Happy New Year! This is the time of year for talk of resolutions. A New Year, A New You! The media and blogosphere is awash with various exhortations to achieve a ‘better’ you.

My resolution partly inspired by this blog post by Tommy Angelo is to do less, to not have goals, not have to do lists, avoid meaningless meetings, not look forward too much, stop looking back and generally try and be more happy with me. (Note: A good source of tips on happiness check Gretchen Rubin’s Happiness Project)

I have to admit that I’m a glass half empty sort of guy and find myself sometimes either playing the ‘what if’ game with my past or playing future scenarios in my head about things that actually never happen or if they do they’re never as bad as I imagined. My goal is to spend more time in the moment, to do nothing but sit and stare and dream, smile wistfully and all the time not feel guilty about it.

I’m also reading the new expanded Four Hour Work Week by Tim Ferris. Having read the original I am still struck by the insights in the book, particularly how Pareto’s 80/20 Principle applies to so much in life. I need to stop ‘being’ 80% of what I am!

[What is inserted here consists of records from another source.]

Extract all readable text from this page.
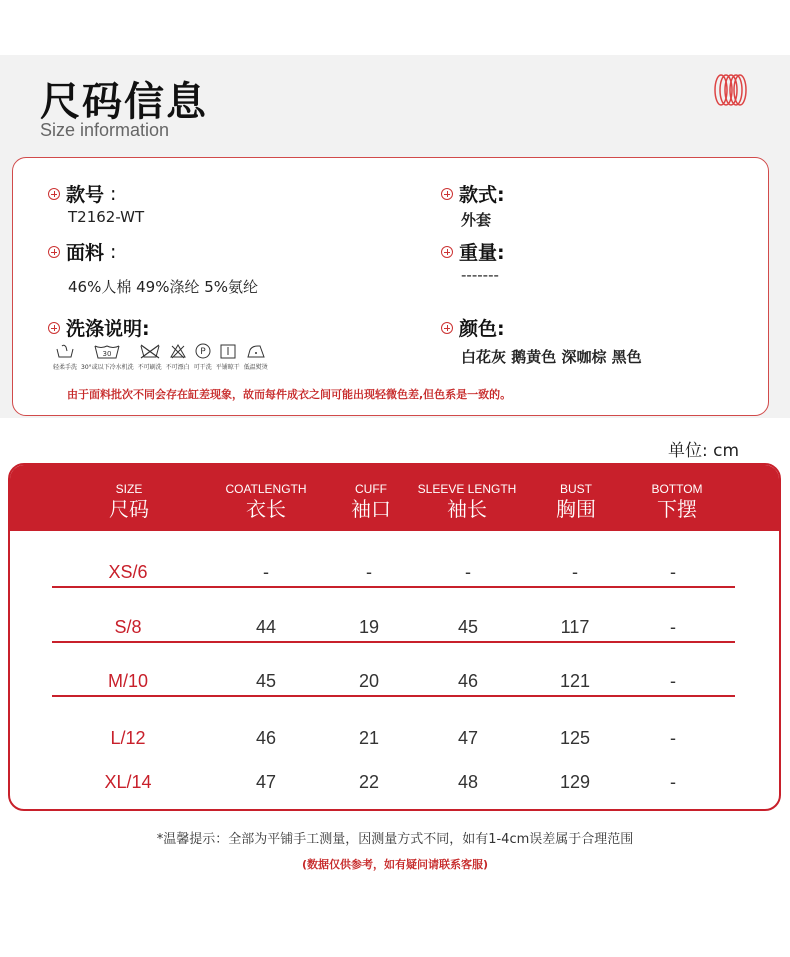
尺码信息
Size information
款号 :
T2162-WT
款式:
外套
面料 :
46%人棉 49%涤纶 5%氨纶
重量:
-------
洗涤说明:	颜色:
白花灰 鹅黄色 深咖棕 黑色
轻柔手洗
30
30°或以下冷水机洗 不可刷洗 不可漂白
P
可干洗 平铺晾干 低温熨烫
由于面料批次不同会存在缸差现象，故而每件成衣之间可能出现轻微色差,但色系是一致的。
单位: cm
SIZE
尺码
COATLENGTH
衣长
CUFF
袖口
SLEEVE LENGTH
袖长
BUST
胸围
BOTTOM
下摆
XS/6	-	-	-	-	-
S/8	44	19	45	117	-
M/10	45	20	46	121	-
L/12	46	21	47	125	-
XL/14	47	22	48	129	-
*温馨提示：全部为平铺手工测量，因测量方式不同，如有1-4cm误差属于合理范围
(数据仅供参考，如有疑问请联系客服)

If I did want goals I would probably go with Tim’s dreamlining to achieve things. Detailed instructions for how to do this are contained in the book in the chapter “System Reset: Being Unreasonable and Unambiguous,” but you can get a good idea with the following worksheets:

Sample 6-Month Dreamline and Blank Dreamline
Dreamlining Calculators and Worksheet

Tim suggests creating two timelines—six months and twelve months—and list up to five things you dream of having (including, but not limited to, material wants: house, car, clothing, etc.), being (be a great cook, be fluent in Chinese, etc.), and doing (visiting Thailand, tracing your roots overseas, racing ostriches, etc.), in that order. Read more about Tim’s approach to this at his blog.

That’s not to say I don’t have goals for this year. For instance my daughter gets married in June and, sure, I would like to be a couple of stone lighter and I know how to do that. Eat less, exercise more. But if I don’t achieve that – hey – will my daughter love me less? I’m guessing not. The only downside is we’ll need a bigger suit!

My philosophy to goal setting can probably be better summed up by this quote by the Danish philosopher Soren Kierkegaard: ‘If I were to wish for anything, I should not wish for wealth and power, but for the passionate sense of the potential, for the eye which, ever young and ardent, sees the possible. Pleasure disappoints, possibility never. And what wine is so sparkling, what so fragrant, what so intoxicating, as possibility!’